Confindustria: per il momento no alla cassa integrazione ma molta preoccupazione per il destino dei lavoratori
Sono iniziate stamattina le complesse operazioni di spegnimento della centrale elettrica di Ottana.
Le procedure sono scattate in modo automatico in concomitanza con il termine del regime di essenzialità in scadenza domani 31 dicembre 2015. La decisione, pur drammatica e sofferta, non è inattesa e si è resa necessaria per far fronte al mutato assetto produttivo determinato dalle nuove condizioni.
Nonostante la fase sia molto delicata e piena di incognite e variabili tecniche, per il momento l’azienda ha deciso di non ricorrere alla cassa integrazione e sta mettendo in atto tutti gli accorgimenti per salvaguardare l’occupazione e far pesare il meno possibile tale drammatica situazione sui lavoratori.
Oltre che per il futuro della centrale costretta a fermarsi per la prima volta dopo oltre quarant’anni di attività, Confindustria manifesta estrema preoccupazione per l’impatto gravissimo che la fermata dell’impianto avrà sulle altre aziende del sito, sul Consorzio industriale e a cascata sull’intero polo produttivo.

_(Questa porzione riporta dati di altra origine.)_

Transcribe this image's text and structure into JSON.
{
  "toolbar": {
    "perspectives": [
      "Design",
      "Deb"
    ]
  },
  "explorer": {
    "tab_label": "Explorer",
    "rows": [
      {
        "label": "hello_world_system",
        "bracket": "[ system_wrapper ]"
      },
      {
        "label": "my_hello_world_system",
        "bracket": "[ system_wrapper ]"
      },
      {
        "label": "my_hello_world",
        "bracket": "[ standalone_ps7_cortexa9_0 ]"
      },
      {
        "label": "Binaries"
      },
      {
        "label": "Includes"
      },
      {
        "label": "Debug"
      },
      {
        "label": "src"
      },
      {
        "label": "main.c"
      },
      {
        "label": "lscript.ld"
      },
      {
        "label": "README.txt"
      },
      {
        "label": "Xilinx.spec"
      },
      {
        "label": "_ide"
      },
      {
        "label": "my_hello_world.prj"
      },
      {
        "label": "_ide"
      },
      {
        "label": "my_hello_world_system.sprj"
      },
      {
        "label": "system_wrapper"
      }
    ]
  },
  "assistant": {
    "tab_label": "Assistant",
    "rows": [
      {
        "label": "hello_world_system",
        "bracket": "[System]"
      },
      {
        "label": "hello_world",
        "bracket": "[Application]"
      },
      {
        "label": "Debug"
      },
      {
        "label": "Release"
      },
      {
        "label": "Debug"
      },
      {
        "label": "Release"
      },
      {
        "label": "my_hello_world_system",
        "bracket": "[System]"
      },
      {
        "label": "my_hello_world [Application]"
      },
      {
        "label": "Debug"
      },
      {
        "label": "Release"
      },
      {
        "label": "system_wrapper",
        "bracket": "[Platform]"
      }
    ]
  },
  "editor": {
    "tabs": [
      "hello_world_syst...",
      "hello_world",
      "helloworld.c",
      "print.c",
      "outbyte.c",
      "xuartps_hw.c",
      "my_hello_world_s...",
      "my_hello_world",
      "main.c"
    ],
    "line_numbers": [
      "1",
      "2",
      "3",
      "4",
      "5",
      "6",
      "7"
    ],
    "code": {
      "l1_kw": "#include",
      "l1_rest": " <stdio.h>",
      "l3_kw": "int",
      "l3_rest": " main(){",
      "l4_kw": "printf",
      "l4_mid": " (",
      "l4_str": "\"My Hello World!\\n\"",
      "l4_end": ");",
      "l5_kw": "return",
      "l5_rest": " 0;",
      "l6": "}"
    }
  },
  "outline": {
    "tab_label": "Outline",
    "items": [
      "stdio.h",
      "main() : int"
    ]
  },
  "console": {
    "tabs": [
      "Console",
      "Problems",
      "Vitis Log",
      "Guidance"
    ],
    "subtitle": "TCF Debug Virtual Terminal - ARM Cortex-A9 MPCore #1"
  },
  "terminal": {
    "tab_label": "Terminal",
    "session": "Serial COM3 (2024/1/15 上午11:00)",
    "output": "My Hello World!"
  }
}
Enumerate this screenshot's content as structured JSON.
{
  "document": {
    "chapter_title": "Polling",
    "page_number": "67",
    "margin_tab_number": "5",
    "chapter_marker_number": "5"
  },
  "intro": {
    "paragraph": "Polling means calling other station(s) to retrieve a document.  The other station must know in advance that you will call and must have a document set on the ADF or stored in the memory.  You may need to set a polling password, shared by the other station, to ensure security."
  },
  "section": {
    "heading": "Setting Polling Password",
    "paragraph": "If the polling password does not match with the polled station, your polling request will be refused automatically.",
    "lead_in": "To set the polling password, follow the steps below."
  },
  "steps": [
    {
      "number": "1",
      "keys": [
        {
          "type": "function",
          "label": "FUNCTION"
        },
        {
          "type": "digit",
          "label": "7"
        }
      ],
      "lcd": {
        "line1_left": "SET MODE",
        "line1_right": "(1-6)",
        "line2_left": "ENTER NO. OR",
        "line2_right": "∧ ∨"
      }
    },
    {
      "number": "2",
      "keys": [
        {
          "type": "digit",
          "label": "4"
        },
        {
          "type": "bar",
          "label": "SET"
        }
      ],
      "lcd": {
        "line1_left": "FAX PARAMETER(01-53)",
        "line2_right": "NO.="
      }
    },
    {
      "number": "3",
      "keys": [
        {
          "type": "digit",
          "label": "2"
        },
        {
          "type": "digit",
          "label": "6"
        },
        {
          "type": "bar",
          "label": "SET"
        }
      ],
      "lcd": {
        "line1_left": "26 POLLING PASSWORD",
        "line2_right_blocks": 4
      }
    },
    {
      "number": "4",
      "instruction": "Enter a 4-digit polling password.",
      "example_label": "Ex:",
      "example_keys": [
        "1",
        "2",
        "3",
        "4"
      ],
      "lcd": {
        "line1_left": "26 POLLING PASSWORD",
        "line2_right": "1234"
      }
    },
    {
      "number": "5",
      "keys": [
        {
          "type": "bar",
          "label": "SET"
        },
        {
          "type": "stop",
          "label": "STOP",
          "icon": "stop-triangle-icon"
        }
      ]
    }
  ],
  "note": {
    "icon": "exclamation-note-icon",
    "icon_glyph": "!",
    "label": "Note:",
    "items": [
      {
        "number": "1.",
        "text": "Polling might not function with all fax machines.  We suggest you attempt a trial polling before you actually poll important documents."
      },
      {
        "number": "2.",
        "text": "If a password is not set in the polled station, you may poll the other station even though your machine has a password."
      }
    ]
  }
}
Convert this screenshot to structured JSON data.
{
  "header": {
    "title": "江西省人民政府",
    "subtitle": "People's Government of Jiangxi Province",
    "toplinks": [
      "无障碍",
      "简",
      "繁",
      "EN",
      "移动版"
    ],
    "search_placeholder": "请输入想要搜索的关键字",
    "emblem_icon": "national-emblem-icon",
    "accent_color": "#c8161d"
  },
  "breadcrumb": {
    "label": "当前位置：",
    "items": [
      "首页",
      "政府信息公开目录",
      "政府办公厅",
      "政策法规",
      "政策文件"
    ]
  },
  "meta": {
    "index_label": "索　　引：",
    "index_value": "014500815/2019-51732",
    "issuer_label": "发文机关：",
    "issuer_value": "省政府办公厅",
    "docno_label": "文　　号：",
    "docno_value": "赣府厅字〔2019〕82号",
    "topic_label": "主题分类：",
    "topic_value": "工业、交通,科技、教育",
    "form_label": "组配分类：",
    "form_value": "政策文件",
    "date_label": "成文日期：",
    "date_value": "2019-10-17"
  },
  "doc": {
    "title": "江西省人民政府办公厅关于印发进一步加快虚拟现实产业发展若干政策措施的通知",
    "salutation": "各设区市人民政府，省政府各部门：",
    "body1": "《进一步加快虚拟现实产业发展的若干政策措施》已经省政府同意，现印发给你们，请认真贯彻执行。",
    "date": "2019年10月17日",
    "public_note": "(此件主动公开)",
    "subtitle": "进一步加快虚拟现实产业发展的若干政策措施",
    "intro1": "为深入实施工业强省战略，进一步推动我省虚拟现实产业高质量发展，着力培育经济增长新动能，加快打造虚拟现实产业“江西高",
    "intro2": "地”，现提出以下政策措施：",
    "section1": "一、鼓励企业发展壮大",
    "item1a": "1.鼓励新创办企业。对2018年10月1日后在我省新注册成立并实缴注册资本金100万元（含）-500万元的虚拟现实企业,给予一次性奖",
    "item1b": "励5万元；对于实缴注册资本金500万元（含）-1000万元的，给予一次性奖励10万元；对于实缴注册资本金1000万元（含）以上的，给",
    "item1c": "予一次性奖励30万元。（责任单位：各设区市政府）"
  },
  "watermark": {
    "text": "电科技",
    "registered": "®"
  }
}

In questo momento molto critico è fondamentale che insieme a tutti i soggetti coinvolti, dall’azienda alle parti sociali dalla Regione al Ministero, si faccia quadrato al fine di gestire nel migliore dei modo un quadro così complesso, nell’interesse delle aziende e dei lavoratori e con l’obiettivo comune di garantire un futuro al sito industriale di Ottana – Bolotana.
Dalle ultime notizie di fonte istituzionale, risulta che alcune novità potrebbero esserci entro metà gennaio, quando Terna dovrebbe concludere le valutazioni tecniche in merito al servizio di riaccensione.
Lo spegnimento delle centrali a combustibili fossili dovrebbe (dovrebbe) essere la logica conseguenza nella realizzazione di un serio programma di razionalizzazione dei consumi e di installazione di (veri) impianti di produzione da fonti rinnovabili. All’interno di un quadro strategico generale, per l’intero territorio italiano o anche solo per la Sardegna, la programmazione dello spegnimento delle centrali dovrebbe avvenire in concomitanza con la ricollocazione della forza lavoro in attività consone per il territorio.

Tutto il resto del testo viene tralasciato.